Parmi eux, XXB et BQ.1 et leurs propres sous-lignages, qui se sont propagés aux États-Unis et dans certaines parties de l'Europe ces derniers mois alors qu'un essaim de sous-variants se disputaient la domination dans le monde entier.
Cependant, BA.5.2 et BF.7 restent les principales souches d'Omicron détectées en Chine, a déclaré Xu Wenbo, ajoutant que les différents sous-lignages vont probablement co-circuler.
"Une soupe" de plus de 500 nouveaux sous-variants d'Omicron a été identifiée ces derniers mois, a rappelé Antoine Flahault, directeur de l'Institut de santé globale de l'Université de Genève.

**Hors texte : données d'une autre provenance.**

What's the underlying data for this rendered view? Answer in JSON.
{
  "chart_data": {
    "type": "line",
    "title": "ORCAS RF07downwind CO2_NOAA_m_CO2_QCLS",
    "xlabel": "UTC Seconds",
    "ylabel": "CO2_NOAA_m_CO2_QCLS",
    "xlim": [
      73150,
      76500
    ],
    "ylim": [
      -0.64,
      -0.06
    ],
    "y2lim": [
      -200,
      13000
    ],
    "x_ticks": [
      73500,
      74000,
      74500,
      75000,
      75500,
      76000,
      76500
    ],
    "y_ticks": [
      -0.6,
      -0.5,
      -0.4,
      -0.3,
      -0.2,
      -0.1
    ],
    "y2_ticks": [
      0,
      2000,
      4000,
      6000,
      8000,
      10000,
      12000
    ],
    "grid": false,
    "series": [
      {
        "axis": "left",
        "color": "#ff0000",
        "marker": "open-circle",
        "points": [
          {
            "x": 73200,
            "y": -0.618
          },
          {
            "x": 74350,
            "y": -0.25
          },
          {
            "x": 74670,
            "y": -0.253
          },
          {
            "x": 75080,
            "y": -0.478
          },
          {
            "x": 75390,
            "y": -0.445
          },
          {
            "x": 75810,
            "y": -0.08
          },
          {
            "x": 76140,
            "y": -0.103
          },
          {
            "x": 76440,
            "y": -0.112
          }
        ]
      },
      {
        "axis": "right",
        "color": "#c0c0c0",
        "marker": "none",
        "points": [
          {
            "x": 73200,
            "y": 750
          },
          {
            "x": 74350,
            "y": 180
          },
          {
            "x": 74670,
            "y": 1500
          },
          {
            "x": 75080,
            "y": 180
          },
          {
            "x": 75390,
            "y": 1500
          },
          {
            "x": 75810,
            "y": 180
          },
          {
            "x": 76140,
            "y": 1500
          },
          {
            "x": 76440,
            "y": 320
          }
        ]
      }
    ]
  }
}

"Tous les variants, lorsqu'ils sont plus transmissibles que les variants dominants auparavant - tels que BQ.1, B2.75.2, XBB, CH.1 ou BF.7 - représentent définitivement des menaces, car ils peuvent provoquer de nouvelles vagues", a déclaré l'épidémiologiste. "Aujourd'hui, aucun de ces variants ne semble présenter de nouveaux risques particuliers de symptômes plus graves, mais cela pourrait être le cas de nouveaux variants dans un futur proche", a-t-il ajouté.
Les autorités chinoises reconnaissent que la levée de la politique zéro Covid provoque une hausse des contaminations, comme l'explique dans China Daily Lei Zhenglong, fonctionnaire au Centre national de prévention et de contrôle des maladies, cela "entraînera une recrudescence des infections et une demande accrue de services médicaux, et entraînera une pénurie de ressources médicales dans la phase précoce. Le public peut être anxieux d'être infecté en raison de la poussée et de la peur résultant de l'infection."

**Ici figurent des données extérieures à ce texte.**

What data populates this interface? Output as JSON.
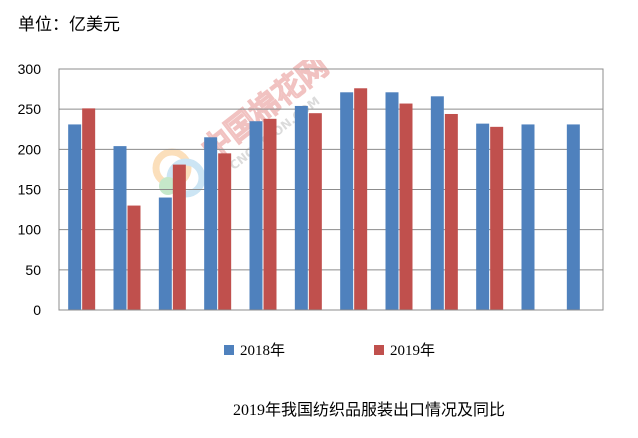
{
  "unit_label": "单位：亿美元",
  "caption": "2019年我国纺织品服装出口情况及同比",
  "watermark": {
    "text": "中国棉花网",
    "sub": "CNCOTTON.COM"
  },
  "colors": {
    "s2018": "#4F81BD",
    "s2019": "#C0504D",
    "grid": "#8c8c8c"
  },
  "chart_data": {
    "type": "bar",
    "title": "",
    "xlabel": "",
    "ylabel": "",
    "ylim": [
      0,
      300
    ],
    "yticks": [
      0,
      50,
      100,
      150,
      200,
      250,
      300
    ],
    "grid": true,
    "legend_position": "bottom",
    "categories": [
      "",
      "",
      "",
      "",
      "",
      "",
      "",
      "",
      "",
      "",
      "",
      ""
    ],
    "series": [
      {
        "name": "2018年",
        "values": [
          231,
          204,
          140,
          215,
          235,
          254,
          271,
          271,
          266,
          232,
          231,
          231
        ]
      },
      {
        "name": "2019年",
        "values": [
          251,
          130,
          181,
          195,
          238,
          245,
          276,
          257,
          244,
          228,
          null,
          null
        ]
      }
    ]
  }
}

Wu Zunyou, épidémiologiste en chef au Centre chinois de contrôle et de prévention des maladies, a déclaré que le pays serait touché par trois vagues de COVID-19 :
- cet hiver, la première vague se concentrera sur les zones urbaines jusqu'au milieu du mois prochain.
- la deuxième vague sera déclenchée par un mouvement accru pendant la fête du printemps de fin janvier à mi-février,
-la troisième, de fin février à mi-mars, sera liée au retour des employés migrants sur leur lieu de travail.
Cette reprise épidémique hivernale survient à quelques semaines du Nouvel an lunaire fin janvier, au cours duquel des millions de personnes voyageront pour retrouver leurs proches.
Les projections faites par Airfinity sont beaucoup plus alarmistes.
Selon cette société d'analyse prédictive de la santé, la Chine devrait connaître deux pics de cas alors que le COVID-19 se propage dans tout le pays, le premier pic à la mi-janvier atteindrait 3,7 millions de cas par jour et le second début mars culminerait à 4,2 millions par jour en mars 2023.